CHAKRABARTI: Dr. Campbell also told us that people under the age of 50 need to be aware of potential symptoms and see a doctor if they’re having any kind of abdominal pain, blood in the stool, unintentional weight loss, that kind of thing. Dr. Rebbeck, let me first hear from you on this.

It’s interesting to me that he said that early and later colorectal cancer, at least, they look very similar under a microscope and molecularly. What’s significant about that?

REBBECK: I think first of all, it’s telling us that there are the causes, the ideology, the carcinogenesis pathways may be quite similar.

But I would also say that’s not necessarily true, or we don’t know if that’s true for all of these cancers. There’s been relatively limited studies of early onset pancreatic cancer, for example, or gallbladder cancer in young and old diagnosed individuals. And so I think there’s still a lot that we can learn from the molecular or the histological characterization of these tumors to understand whether there are differences.

And not only whether the causes are different, but whether the tumors are different enough that we might want to manage or treat them differently. And whether that gives us signals that we can use to screen or detect these cancers early. So I think this is an important area of research we still can leverage to better address the early onset problem.

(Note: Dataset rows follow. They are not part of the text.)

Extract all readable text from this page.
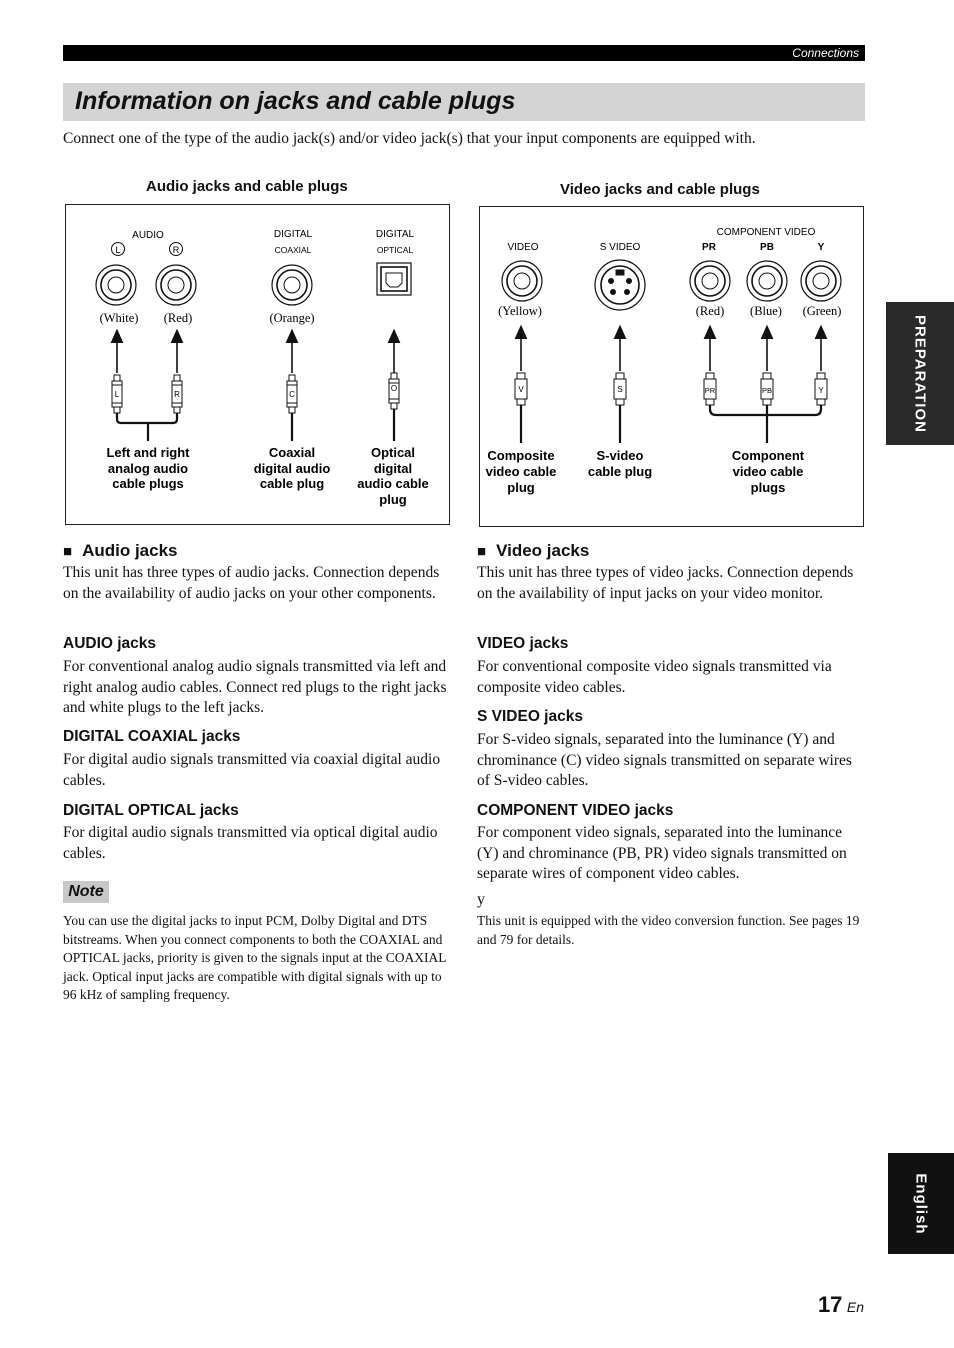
Connections
Information on jacks and cable plugs
Connect one of the type of the audio jack(s) and/or video jack(s) that your input components are equipped with.
Audio jacks and cable plugs
AUDIO
L	R
DIGITAL
COAXIAL
DIGITAL
OPTICAL
(White) (Red)	(Orange)
L	R	C
O
Left and right
analog audio
cable plugs
Coaxial
digital audio
cable plug
Optical
digital
audio cable
plug
Video jacks and cable plugs
VIDEO	S VIDEO
COMPONENT VIDEO
PR	PB	Y
(Yellow)	(Red) (Blue) (Green)
V	S	PR	PB	Y
Composite
video cable
plug
S-video
cable plug
Component
video cable
plugs
■ Audio jacks
This unit has three types of audio jacks. Connection depends on the availability of audio jacks on your other components.
AUDIO jacks
For conventional analog audio signals transmitted via left and right analog audio cables. Connect red plugs to the right jacks and white plugs to the left jacks.
DIGITAL COAXIAL jacks
For digital audio signals transmitted via coaxial digital audio cables.
DIGITAL OPTICAL jacks
For digital audio signals transmitted via optical digital audio cables.
Note
You can use the digital jacks to input PCM, Dolby Digital and DTS bitstreams. When you connect components to both the COAXIAL and OPTICAL jacks, priority is given to the signals input at the COAXIAL jack. Optical input jacks are compatible with digital signals with up to 96 kHz of sampling frequency.
■ Video jacks
This unit has three types of video jacks. Connection depends on the availability of input jacks on your video monitor.
VIDEO jacks
For conventional composite video signals transmitted via composite video cables.
S VIDEO jacks
For S-video signals, separated into the luminance (Y) and chrominance (C) video signals transmitted on separate wires of S-video cables.
COMPONENT VIDEO jacks
For component video signals, separated into the luminance (Y) and chrominance (PB, PR) video signals transmitted on separate wires of component video cables.
y
This unit is equipped with the video conversion function. See pages 19 and 79 for details.
PREPARATION
English
17 En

CHAKRABARTI: Alright, let’s hear from a couple of more listeners who shared their stories with us. First, this is Shirley from Albuquerque, New Mexico. Her son was diagnosed with Stage 4 mantle cell lymphoma, and more than a decade later, fortunately, he is in remission.

SHIRLEY: I’ll tell you what helped my son, who got cancer at 40, the clinical trials.

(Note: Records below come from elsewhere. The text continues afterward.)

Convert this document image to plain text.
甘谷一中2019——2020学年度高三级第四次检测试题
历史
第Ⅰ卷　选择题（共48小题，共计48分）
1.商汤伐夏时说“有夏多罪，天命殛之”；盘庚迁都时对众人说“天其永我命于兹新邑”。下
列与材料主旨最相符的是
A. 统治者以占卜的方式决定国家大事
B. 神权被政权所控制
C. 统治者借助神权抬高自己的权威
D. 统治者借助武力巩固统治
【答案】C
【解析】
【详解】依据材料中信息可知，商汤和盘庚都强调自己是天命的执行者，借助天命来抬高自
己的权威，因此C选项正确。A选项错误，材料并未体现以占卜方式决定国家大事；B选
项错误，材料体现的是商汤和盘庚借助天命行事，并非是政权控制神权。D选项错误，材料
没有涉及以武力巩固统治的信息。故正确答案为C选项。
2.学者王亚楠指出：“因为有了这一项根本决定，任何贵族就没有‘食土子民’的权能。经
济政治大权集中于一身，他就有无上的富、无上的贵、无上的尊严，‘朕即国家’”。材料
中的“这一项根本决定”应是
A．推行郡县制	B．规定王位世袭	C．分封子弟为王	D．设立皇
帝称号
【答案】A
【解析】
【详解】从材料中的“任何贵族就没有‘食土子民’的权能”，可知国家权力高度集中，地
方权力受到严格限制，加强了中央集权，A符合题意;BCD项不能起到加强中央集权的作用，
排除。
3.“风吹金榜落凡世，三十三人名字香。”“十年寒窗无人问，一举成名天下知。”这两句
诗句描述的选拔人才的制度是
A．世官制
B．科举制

Back east, in New York City, helped my son. Thank heavens for clinical trials.

CHAKRABARTI: There’s also Dusty, who shared this story with us. She was diagnosed with Stage 2B breast cancer at age 40. Had no family history of the disease. That seems to be something common amongst these early onset cancers. That form of cancer had never shown up previously in the patient’s family.

Dusty ended up having a full right-side mastectomy.

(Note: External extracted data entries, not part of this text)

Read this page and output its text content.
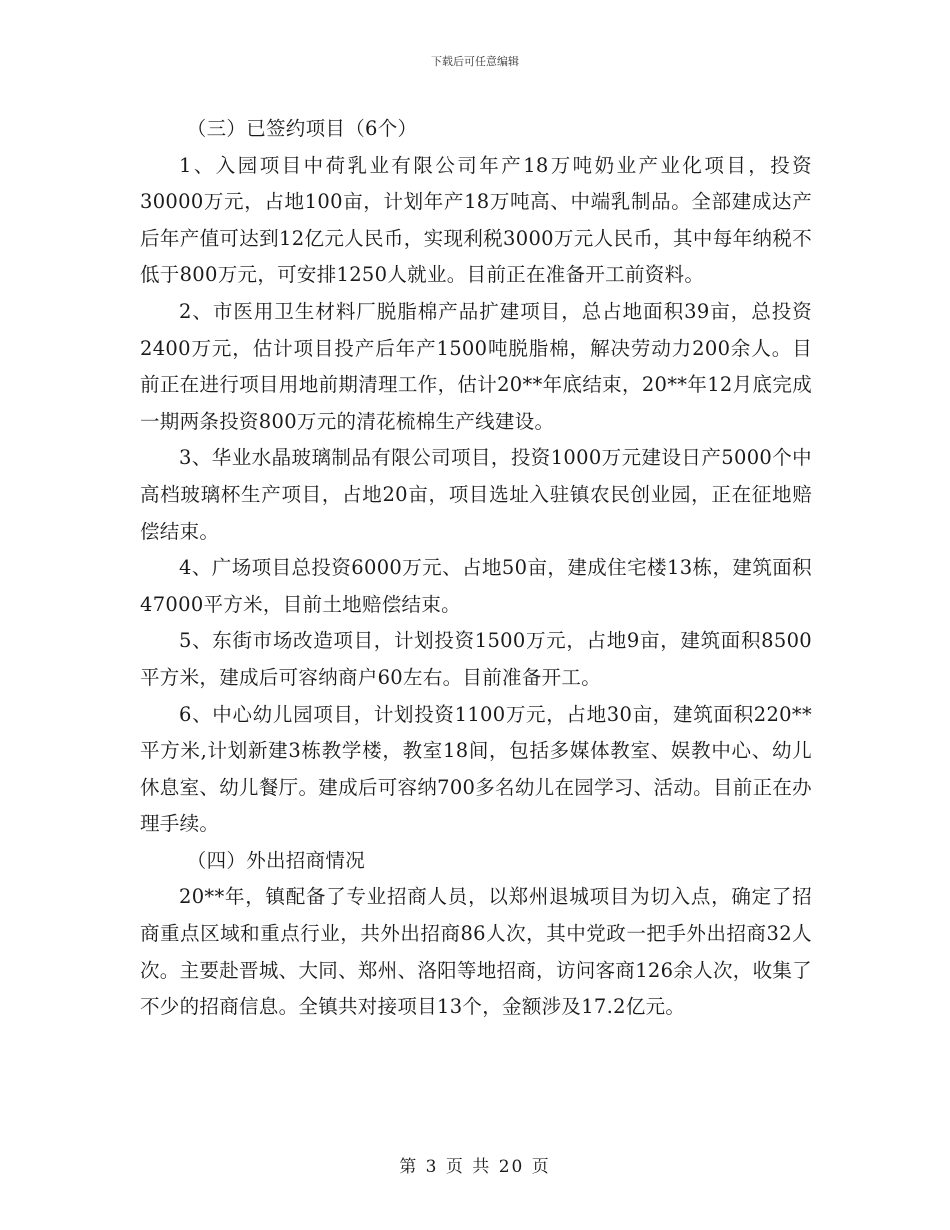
下载后可任意编辑

（三）已签约项目（6个）

1、入园项目中荷乳业有限公司年产18万吨奶业产业化项目，投资30000万元，占地100亩，计划年产18万吨高、中端乳制品。全部建成达产后年产值可达到12亿元人民币，实现利税3000万元人民币，其中每年纳税不低于800万元，可安排1250人就业。目前正在准备开工前资料。

2、市医用卫生材料厂脱脂棉产品扩建项目，总占地面积39亩，总投资2400万元，估计项目投产后年产1500吨脱脂棉，解决劳动力200余人。目前正在进行项目用地前期清理工作，估计20**年底结束，20**年12月底完成一期两条投资800万元的清花梳棉生产线建设。

3、华业水晶玻璃制品有限公司项目，投资1000万元建设日产5000个中高档玻璃杯生产项目，占地20亩，项目选址入驻镇农民创业园，正在征地赔偿结束。

4、广场项目总投资6000万元、占地50亩，建成住宅楼13栋，建筑面积47000平方米，目前土地赔偿结束。

5、东街市场改造项目，计划投资1500万元，占地9亩，建筑面积8500平方米，建成后可容纳商户60左右。目前准备开工。

6、中心幼儿园项目，计划投资1100万元，占地30亩，建筑面积220**平方米,计划新建3栋教学楼，教室18间，包括多媒体教室、娱教中心、幼儿休息室、幼儿餐厅。建成后可容纳700多名幼儿在园学习、活动。目前正在办理手续。

（四）外出招商情况

20**年，镇配备了专业招商人员，以郑州退城项目为切入点，确定了招商重点区域和重点行业，共外出招商86人次，其中党政一把手外出招商32人次。主要赴晋城、大同、郑州、洛阳等地招商，访问客商126余人次，收集了不少的招商信息。全镇共对接项目13个，金额涉及17.2亿元。

第 3 页 共 20 页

DUSTY: It also showed me just how vital early detection is. They told me that one in eight women have breast cancer and it just, we’re fortunate that we have really good health insurance. So it wasn’t even a question to just go in and have it done. But I know so many women can’t afford that luxury, and it just breaks my heart.

CHAKRABARTI: Okay, Dr. Ng, as you well know, we cannot have a conversation about American health care without talking about cost and insurance. Dusty there acknowledged that she has good health insurance, so fortunately she could get the screening. But we’re talking about people who are unusually young when it comes to what an insurance company might see as a target demographic to approve screenings.

And so I wonder how much of a challenge that may be, as we go forward thinking about what to do here. Because if the guideline is for colorectal cancer, for example, screen at 45 and after. But we’re looking at people in their 30s or possibly even 20s. It doesn’t seem to me that an insurance company would find that to be adequate evidence to approve screenings when maybe that’s what we need.

NG: That’s right. According to the Affordable Care Act, the health care companies are required to cover screening according to the guidelines. So anyone age 45 at average risk will have that covered by insurance. Still, there are some barriers and issues to work out. But this is why it’s important to actually ask your family about your family history.

Because if there is, for example, a first degree relative who has had colorectal cancer or an advanced polyp at a young age, you may be eligible to get screening earlier and then insurance companies may cover that. But for the vast majority of the 20-year-olds and 30-year-olds, this is why we need more research about the causes of underlying young onset cancer.

If we know the causes and we can identify those who are at high risk and target that population for earlier screening.